[157]
After this loud statement of
theirs,—after this had become known by the common conversation and common
complaints of all men, he began to be, I will not say more merciful in his
punishments, but mere careful. He established the rule of bringing out Roman
citizens for punishment with their heads muffled up, whom, however, he put to death
in the sight of all men, because the citizens (as we have said before) were
calculating the number of pirates with too much accuracy. Was this the condition
that was established for the Roman people while you were praetor? were these the
hopes under which they were to transact their business? was this the danger in which
their lives and condition as freemen were placed? are there not risks enough at the
hands of fortune to be encountered of necessity by merchants, unless they are
threatened also with these terrors by our magistrates, and in our provinces?

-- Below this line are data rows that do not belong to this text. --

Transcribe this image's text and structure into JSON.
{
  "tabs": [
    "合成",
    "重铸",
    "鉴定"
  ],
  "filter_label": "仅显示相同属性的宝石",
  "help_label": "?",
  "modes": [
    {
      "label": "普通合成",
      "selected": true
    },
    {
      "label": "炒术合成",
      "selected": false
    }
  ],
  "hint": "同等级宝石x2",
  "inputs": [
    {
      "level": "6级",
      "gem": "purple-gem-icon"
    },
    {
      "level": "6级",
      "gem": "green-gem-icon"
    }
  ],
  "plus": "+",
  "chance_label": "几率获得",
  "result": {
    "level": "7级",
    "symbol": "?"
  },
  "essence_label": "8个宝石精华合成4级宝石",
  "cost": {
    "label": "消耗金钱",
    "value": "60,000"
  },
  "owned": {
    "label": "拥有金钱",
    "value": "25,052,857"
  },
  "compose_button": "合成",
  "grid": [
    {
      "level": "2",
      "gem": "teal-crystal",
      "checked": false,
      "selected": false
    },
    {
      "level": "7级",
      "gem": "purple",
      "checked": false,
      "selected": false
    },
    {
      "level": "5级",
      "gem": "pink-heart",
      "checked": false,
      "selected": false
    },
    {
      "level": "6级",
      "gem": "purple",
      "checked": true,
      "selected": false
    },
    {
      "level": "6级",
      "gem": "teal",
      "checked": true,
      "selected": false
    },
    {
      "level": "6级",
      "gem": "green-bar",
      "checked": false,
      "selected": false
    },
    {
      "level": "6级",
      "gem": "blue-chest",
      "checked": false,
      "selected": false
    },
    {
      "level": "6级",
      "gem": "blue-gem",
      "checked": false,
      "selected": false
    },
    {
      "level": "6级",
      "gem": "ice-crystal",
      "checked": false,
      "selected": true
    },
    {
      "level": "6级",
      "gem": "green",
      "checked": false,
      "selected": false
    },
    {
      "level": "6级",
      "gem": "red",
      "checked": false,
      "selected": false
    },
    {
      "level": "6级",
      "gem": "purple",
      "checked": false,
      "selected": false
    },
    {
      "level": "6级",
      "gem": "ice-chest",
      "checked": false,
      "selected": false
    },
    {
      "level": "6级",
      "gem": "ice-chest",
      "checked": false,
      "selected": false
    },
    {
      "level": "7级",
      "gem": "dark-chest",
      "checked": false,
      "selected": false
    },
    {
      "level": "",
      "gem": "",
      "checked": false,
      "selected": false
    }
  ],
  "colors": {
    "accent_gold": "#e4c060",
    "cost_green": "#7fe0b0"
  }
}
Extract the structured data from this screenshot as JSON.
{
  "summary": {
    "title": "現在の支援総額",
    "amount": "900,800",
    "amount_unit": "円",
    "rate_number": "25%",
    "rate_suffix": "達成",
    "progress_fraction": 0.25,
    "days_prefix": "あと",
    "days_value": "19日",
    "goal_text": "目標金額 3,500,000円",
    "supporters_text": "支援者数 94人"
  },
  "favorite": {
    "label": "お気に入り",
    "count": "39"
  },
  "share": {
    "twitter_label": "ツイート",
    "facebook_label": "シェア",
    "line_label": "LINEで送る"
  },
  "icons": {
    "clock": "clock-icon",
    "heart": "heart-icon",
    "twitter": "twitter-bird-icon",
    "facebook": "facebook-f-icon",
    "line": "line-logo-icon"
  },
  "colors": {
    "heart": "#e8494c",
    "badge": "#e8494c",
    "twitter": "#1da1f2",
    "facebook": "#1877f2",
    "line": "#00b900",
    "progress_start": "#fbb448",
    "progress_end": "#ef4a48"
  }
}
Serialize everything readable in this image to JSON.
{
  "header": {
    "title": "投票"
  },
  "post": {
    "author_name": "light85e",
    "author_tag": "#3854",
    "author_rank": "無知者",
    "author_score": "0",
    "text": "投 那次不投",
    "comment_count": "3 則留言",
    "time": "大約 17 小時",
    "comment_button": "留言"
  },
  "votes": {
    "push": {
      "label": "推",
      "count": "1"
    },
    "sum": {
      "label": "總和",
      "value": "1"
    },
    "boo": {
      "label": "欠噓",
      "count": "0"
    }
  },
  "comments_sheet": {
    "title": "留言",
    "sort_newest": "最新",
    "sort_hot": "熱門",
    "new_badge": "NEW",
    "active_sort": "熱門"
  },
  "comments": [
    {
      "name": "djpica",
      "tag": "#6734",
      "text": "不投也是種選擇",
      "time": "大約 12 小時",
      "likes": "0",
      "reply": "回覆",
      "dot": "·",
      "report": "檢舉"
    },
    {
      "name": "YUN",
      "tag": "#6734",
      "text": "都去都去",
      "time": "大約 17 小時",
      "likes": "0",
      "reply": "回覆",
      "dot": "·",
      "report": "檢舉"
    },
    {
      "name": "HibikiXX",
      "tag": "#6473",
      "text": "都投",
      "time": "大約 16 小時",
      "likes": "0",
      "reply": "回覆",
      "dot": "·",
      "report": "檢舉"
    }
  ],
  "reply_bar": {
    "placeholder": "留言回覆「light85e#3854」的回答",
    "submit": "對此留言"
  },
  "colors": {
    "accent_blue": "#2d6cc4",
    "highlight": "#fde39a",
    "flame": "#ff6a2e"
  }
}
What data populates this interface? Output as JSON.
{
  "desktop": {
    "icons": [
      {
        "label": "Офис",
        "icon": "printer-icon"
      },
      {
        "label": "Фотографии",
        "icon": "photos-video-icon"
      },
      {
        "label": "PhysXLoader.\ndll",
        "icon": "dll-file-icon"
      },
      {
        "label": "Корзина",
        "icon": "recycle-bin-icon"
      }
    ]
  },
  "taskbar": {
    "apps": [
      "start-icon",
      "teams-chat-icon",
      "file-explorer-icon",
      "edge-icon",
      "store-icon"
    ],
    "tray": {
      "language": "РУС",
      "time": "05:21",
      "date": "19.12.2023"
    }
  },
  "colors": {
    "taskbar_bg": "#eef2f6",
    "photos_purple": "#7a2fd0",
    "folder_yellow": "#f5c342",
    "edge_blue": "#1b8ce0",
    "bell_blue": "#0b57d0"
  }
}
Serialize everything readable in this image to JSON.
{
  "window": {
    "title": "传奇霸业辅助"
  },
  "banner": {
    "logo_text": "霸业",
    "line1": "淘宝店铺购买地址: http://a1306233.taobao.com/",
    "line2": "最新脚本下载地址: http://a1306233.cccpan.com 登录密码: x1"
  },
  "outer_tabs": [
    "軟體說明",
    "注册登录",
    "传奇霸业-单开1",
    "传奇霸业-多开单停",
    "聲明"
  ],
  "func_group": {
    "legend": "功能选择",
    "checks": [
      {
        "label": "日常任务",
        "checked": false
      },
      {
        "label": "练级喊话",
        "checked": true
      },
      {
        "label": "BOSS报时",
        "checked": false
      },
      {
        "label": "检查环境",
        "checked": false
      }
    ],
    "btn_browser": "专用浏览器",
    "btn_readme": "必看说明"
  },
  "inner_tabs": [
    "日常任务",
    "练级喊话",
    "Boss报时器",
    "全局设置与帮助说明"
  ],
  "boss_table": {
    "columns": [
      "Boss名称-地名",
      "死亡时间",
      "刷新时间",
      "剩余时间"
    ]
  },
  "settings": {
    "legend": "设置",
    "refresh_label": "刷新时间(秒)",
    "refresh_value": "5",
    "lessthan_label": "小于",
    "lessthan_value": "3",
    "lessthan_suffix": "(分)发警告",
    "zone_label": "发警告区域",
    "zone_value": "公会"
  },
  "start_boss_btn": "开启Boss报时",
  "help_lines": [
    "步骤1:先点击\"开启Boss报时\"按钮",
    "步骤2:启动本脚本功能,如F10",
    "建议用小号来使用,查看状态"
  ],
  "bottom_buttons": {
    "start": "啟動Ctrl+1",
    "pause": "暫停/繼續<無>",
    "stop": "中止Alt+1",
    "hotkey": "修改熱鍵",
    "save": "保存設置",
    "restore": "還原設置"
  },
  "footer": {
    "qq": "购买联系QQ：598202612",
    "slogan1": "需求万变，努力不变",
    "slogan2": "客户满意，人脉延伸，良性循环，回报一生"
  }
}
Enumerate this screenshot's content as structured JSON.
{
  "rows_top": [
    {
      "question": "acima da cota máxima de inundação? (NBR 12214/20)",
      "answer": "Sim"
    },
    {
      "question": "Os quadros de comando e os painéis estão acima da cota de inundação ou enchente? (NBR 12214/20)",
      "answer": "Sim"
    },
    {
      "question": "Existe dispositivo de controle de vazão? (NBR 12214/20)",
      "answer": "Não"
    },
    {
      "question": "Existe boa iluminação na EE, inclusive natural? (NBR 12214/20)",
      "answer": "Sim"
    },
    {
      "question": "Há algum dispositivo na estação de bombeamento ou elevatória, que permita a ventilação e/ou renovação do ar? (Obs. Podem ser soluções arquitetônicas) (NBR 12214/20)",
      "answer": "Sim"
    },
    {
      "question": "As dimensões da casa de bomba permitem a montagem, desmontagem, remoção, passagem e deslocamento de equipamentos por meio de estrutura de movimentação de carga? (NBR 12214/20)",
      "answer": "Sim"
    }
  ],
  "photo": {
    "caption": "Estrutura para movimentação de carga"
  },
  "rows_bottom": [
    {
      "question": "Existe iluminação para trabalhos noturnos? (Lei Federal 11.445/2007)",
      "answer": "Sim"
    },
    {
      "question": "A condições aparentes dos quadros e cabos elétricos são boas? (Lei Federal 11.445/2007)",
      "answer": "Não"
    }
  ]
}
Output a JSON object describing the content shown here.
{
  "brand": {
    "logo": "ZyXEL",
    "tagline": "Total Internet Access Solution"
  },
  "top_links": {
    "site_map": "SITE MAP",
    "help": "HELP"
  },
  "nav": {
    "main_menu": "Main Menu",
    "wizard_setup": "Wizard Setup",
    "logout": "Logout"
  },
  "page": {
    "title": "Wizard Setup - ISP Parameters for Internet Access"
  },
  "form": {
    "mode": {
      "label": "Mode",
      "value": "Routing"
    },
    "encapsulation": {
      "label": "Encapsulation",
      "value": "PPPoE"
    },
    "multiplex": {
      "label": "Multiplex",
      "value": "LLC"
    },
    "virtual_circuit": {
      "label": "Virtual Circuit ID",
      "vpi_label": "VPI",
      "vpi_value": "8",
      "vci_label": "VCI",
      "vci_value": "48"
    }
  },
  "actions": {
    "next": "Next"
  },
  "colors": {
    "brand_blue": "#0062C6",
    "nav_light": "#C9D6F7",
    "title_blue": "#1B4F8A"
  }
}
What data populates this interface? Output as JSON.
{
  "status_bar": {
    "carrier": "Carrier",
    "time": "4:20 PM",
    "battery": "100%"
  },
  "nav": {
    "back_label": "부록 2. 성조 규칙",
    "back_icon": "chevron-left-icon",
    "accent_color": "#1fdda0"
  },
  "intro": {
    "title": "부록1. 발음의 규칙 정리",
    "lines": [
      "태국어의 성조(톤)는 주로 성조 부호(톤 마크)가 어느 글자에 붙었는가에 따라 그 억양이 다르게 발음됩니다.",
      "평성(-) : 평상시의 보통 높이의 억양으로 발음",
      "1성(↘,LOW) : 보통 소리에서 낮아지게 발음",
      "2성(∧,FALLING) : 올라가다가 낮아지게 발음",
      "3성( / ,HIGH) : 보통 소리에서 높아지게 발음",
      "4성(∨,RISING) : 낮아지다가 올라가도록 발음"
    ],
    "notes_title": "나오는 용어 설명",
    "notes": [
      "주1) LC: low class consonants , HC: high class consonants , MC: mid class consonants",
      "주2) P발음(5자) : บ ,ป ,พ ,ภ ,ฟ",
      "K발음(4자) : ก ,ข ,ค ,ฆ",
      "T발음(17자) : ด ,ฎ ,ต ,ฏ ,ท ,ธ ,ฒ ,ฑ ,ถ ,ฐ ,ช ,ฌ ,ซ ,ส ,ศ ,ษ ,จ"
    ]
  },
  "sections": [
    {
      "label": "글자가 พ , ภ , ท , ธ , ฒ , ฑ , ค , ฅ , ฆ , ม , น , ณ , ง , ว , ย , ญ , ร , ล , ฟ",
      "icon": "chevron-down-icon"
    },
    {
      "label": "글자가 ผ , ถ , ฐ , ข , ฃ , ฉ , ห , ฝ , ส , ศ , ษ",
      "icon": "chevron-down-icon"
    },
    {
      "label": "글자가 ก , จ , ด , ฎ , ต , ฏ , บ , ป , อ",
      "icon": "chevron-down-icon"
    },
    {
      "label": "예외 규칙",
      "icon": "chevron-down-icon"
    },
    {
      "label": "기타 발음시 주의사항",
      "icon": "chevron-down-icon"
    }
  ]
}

Was
this the state to which it was decent to reduce that suburban and loyal province of
Sicily, full of most valued allies, and
of most honourable Roman citizens, which has at all times received with the greatest
willingness all Roman citizens within its territories, that those who were sailing
from the most distant parts of Syria or
Egypt, who had been held in some honour, even among barbarians, on account of their
name as Roman citizens, who had escaped from the ambushes of pirates, from the
dangers of tempests, should be publicly executed in Sicily when they thought that they had now reached their home?